The pros and cons of creative writing and journalism

Mal Hartigan

I’ve always had a passion for writing. In the second grade, when asked what I wanted to be when I grew up, I insisted I would be an author. I loved to write far-fetched fantasy stories and illustrate them with colored pencils. In the “memory capsule” I made in first grade, only to be opened after high school graduation, I found a handwritten story enclosed about my bitchy household cat named Tory.

The occupation of an author is still ideal, but reaching success in the literary world seems to be very hit-and-miss. Some excellent novels go unnoticed while other terrible stories gain national attention, like “Twilight.” Poets never seem to gain attention until after their death, and poetry seems to appeal to an exclusive audience. Writing creatively has always been an excellent emotional outlet and a wonderful form of self expression.

It also gives me the ability to document certain occurrences that provoke an abundance of emotion. Looking back on past pieces gives me the ability to recall exactly what was happening at the time and what emotions I experienced.

But writing creatively doesn’t necessarily pay the bills, unless a writer gets a lucky break after submitting to a popular journal and gaining exposure thereafter. I eventually came to terms with the idea that writing can only be a sidehobby, and shifted my attention toward studying law instead.

I still enjoy writing in my free time or whenever I concoct an interesting idea. I never considered the impact and excitement of being a journalist until college, where I became part of the U-News staff.

Becoming involved with journalism was an excellent idea. I always keep up to date on campus events and other happenings in Kansas City. I have the pleasure of attending various events held by student organizations, which help to expand my interest and knowledge of groups on campus. My first year of college, I struggled with discovering when organizations were holding events, or what organizations were available. UMKC’s method of advertising seemed to only be hanging up posters in the hallways of various school buildings.

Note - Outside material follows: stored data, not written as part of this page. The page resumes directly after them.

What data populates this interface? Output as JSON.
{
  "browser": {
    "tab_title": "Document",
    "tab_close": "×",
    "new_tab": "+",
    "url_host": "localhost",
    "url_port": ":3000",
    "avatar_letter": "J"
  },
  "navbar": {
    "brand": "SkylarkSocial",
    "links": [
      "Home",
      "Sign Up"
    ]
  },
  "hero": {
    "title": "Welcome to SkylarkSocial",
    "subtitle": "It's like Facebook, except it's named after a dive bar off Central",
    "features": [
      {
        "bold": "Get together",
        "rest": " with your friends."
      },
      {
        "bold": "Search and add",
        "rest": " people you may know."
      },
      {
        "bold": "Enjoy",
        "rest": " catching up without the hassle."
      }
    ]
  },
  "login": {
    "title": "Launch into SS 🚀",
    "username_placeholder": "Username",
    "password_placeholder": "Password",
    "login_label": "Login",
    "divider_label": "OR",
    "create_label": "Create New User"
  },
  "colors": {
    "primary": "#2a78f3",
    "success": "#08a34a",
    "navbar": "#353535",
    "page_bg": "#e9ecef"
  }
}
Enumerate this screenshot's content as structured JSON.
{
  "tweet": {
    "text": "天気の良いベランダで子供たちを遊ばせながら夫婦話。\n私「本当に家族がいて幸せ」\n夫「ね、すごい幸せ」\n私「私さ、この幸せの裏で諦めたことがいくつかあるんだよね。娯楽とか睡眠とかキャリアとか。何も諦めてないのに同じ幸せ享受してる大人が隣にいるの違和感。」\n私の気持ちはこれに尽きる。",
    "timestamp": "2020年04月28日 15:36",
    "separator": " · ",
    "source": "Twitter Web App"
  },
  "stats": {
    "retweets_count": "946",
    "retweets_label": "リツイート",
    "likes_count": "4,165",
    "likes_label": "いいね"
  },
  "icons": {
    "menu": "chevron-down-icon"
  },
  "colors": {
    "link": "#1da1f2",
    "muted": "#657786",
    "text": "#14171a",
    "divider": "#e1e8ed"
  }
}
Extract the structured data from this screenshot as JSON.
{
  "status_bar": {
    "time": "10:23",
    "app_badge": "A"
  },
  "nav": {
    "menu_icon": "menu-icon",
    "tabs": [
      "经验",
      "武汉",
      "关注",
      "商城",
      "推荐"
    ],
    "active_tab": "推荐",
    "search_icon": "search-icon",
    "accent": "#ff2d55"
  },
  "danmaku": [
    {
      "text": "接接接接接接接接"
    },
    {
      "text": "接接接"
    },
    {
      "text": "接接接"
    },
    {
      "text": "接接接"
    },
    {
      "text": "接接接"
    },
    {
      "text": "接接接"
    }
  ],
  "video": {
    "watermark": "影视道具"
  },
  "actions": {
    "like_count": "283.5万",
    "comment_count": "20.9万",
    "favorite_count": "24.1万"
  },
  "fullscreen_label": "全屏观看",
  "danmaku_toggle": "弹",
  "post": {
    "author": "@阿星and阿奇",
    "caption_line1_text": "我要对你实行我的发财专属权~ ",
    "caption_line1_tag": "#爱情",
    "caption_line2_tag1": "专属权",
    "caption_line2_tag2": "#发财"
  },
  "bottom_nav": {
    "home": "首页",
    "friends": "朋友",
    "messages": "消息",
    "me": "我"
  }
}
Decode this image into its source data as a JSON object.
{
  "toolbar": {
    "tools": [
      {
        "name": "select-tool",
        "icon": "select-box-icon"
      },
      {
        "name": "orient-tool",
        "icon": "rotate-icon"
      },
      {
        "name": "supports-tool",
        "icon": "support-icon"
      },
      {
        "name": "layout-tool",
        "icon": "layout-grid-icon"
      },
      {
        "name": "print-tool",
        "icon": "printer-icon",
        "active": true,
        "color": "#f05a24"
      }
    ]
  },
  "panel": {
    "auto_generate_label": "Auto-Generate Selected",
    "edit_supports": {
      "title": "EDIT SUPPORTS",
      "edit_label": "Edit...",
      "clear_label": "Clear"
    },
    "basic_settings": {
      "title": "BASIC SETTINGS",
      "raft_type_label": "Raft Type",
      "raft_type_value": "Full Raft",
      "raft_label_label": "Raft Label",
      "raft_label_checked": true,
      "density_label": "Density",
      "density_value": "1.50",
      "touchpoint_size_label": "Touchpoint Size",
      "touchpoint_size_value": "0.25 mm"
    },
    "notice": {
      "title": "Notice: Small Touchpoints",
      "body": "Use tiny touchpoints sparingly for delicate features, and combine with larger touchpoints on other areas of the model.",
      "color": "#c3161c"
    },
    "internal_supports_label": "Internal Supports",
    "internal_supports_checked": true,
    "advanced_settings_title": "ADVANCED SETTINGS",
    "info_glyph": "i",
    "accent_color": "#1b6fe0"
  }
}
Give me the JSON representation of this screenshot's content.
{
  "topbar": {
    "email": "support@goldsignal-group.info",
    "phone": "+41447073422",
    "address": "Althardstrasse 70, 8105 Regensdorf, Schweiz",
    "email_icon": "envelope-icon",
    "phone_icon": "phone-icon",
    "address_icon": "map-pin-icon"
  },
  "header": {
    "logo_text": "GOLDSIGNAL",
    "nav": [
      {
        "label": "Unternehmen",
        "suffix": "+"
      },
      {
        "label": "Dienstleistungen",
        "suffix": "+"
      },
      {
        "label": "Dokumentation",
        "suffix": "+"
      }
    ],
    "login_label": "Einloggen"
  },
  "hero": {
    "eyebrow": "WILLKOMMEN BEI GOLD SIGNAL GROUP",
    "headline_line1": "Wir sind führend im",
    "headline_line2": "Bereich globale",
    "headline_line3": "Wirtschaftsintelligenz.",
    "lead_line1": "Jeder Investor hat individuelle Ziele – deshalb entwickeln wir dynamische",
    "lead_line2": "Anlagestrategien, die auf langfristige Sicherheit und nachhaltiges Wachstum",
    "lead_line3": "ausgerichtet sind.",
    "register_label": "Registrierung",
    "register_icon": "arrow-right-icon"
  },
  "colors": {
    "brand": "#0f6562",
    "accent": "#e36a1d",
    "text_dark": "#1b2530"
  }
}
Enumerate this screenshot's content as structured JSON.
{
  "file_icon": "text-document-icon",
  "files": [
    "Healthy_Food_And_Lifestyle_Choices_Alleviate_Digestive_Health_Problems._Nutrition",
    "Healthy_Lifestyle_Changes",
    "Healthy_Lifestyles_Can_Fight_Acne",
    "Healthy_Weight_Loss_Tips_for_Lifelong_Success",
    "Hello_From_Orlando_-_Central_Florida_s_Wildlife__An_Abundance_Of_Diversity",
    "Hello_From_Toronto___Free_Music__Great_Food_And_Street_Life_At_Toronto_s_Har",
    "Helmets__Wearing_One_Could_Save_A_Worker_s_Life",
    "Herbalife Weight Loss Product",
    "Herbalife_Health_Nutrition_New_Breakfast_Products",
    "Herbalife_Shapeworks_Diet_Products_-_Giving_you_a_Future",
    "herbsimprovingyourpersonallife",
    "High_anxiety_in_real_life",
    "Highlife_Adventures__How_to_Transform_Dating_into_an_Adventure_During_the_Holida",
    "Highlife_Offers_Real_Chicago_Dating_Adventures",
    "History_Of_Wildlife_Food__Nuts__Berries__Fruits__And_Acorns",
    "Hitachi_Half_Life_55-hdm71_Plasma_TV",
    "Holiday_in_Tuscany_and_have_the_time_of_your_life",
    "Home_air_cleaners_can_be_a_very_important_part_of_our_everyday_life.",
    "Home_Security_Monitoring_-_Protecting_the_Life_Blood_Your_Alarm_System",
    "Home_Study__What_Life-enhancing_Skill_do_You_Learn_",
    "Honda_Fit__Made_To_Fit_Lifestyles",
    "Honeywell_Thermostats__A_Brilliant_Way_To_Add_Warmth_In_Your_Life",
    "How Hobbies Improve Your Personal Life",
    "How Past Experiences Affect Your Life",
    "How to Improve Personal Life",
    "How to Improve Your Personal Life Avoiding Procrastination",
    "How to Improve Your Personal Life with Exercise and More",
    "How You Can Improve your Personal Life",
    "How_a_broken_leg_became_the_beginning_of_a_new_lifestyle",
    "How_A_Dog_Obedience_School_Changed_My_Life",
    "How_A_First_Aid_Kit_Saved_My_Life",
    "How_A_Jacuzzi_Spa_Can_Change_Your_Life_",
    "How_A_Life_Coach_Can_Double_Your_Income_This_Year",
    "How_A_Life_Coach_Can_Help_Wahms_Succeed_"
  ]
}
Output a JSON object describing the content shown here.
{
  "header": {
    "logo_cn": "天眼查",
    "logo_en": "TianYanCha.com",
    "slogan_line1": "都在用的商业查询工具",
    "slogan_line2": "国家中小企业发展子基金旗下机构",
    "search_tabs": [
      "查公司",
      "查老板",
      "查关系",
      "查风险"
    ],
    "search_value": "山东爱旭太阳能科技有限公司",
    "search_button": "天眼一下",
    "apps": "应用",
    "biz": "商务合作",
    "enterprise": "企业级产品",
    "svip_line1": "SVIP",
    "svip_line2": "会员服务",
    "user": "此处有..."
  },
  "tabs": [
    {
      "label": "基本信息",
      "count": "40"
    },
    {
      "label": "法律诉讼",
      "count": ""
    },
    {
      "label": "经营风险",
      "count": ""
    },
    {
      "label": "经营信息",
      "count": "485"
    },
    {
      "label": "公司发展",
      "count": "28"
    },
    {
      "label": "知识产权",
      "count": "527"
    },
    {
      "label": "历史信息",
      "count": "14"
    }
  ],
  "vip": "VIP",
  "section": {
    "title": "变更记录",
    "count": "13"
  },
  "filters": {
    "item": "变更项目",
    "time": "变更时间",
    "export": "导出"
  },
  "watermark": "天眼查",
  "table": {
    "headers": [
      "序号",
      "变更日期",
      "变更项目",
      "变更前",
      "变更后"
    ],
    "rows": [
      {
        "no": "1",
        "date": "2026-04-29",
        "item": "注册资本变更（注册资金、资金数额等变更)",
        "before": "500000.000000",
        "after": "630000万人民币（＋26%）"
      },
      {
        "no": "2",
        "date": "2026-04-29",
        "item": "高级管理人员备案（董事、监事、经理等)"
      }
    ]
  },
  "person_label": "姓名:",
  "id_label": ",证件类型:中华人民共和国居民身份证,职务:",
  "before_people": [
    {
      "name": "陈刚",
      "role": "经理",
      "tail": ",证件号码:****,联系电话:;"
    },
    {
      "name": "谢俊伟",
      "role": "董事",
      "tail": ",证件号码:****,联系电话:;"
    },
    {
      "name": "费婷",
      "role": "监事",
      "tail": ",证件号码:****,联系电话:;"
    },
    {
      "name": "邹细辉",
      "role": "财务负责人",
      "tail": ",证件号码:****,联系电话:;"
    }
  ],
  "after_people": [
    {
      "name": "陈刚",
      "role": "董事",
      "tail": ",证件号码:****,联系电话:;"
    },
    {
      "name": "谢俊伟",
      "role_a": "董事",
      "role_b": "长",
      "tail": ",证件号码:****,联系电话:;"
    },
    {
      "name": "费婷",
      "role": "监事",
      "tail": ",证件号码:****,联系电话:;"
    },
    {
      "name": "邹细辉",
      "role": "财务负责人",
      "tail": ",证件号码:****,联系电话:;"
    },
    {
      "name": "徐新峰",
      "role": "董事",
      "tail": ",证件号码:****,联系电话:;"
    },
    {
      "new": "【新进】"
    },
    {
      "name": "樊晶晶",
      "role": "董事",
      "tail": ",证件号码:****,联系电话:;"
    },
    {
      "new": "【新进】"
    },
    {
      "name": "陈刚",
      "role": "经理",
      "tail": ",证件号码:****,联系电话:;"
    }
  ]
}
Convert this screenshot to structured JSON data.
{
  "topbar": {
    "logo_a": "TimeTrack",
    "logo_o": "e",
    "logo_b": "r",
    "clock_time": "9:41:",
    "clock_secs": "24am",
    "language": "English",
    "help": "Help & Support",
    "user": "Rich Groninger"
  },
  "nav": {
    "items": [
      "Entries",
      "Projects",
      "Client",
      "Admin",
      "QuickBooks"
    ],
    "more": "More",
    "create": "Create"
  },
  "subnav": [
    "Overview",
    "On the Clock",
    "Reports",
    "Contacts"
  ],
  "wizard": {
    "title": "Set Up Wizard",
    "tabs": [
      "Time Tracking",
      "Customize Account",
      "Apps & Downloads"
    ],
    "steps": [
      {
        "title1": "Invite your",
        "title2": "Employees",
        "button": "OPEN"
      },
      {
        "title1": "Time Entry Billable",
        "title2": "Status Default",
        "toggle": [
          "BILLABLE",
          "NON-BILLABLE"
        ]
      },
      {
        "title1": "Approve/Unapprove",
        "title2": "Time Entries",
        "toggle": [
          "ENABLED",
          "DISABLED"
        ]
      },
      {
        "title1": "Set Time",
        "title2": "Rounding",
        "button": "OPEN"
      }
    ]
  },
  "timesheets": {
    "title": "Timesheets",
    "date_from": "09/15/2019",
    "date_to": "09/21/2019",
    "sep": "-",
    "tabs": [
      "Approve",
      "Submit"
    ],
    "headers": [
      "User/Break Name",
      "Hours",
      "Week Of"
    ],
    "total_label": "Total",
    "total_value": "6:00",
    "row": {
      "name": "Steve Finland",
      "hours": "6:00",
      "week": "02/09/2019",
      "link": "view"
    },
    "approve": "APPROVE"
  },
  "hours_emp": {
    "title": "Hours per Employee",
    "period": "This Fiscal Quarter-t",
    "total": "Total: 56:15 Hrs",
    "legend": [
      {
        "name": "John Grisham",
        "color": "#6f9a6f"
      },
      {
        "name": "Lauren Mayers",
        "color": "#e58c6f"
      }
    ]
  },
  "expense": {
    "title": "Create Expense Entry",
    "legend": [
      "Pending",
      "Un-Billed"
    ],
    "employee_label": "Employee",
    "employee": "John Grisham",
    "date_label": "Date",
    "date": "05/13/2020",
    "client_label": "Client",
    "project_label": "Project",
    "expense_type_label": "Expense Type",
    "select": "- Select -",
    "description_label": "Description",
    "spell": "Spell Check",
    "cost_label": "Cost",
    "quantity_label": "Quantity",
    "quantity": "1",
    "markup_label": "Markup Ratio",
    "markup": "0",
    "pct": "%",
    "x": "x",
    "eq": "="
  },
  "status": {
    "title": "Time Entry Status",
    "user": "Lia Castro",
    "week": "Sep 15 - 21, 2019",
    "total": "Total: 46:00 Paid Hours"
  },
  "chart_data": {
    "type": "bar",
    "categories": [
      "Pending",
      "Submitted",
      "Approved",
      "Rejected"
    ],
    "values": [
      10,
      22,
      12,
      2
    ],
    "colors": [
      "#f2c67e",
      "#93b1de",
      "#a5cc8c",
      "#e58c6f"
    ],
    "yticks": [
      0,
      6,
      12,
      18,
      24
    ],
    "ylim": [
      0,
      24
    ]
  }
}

When I write stories for U-News, the thought of informing other students on campus is very appealing. I too struggled with knowing what events took place, where, and when. It’s also an opportunity to give obscure organizations the credit they deserve for some of the programs they organize.

The idea that print newspaper is dwindling in popularity frightens me. Nothing beats holding an actual book or newspaper in your hands and acknowledging the hard work of the journalist who obtained the information. Since the Internet renovated how people obtain their information, articles are easily available online. Even so, a journalist still has to craft an appealing story that still informs readers about current events.

Working as a college journalist has been a very rewarding experience thus far. Journalism also pays per story, so I’m extremely lucky that I can pay my bills doing something I love.

Why more people aren’t interested in journalism puzzles me. The potential opportunities, such as phone interviews with movie stars like Rachel McAdams and Julianne Hough, or press opportunities with popular bands are enticing in itself. Possessing the ability to interact with pop culture is incredibly thrilling.

Even though creative writing interests me most, I know better than to pursue it as a career. Writing as a hobby still gives me an artistic outlet, but finding my niche in journalism is just as equally rewarding. Staying connected and involved through journalism is definitely an advantage creative writing does not provide.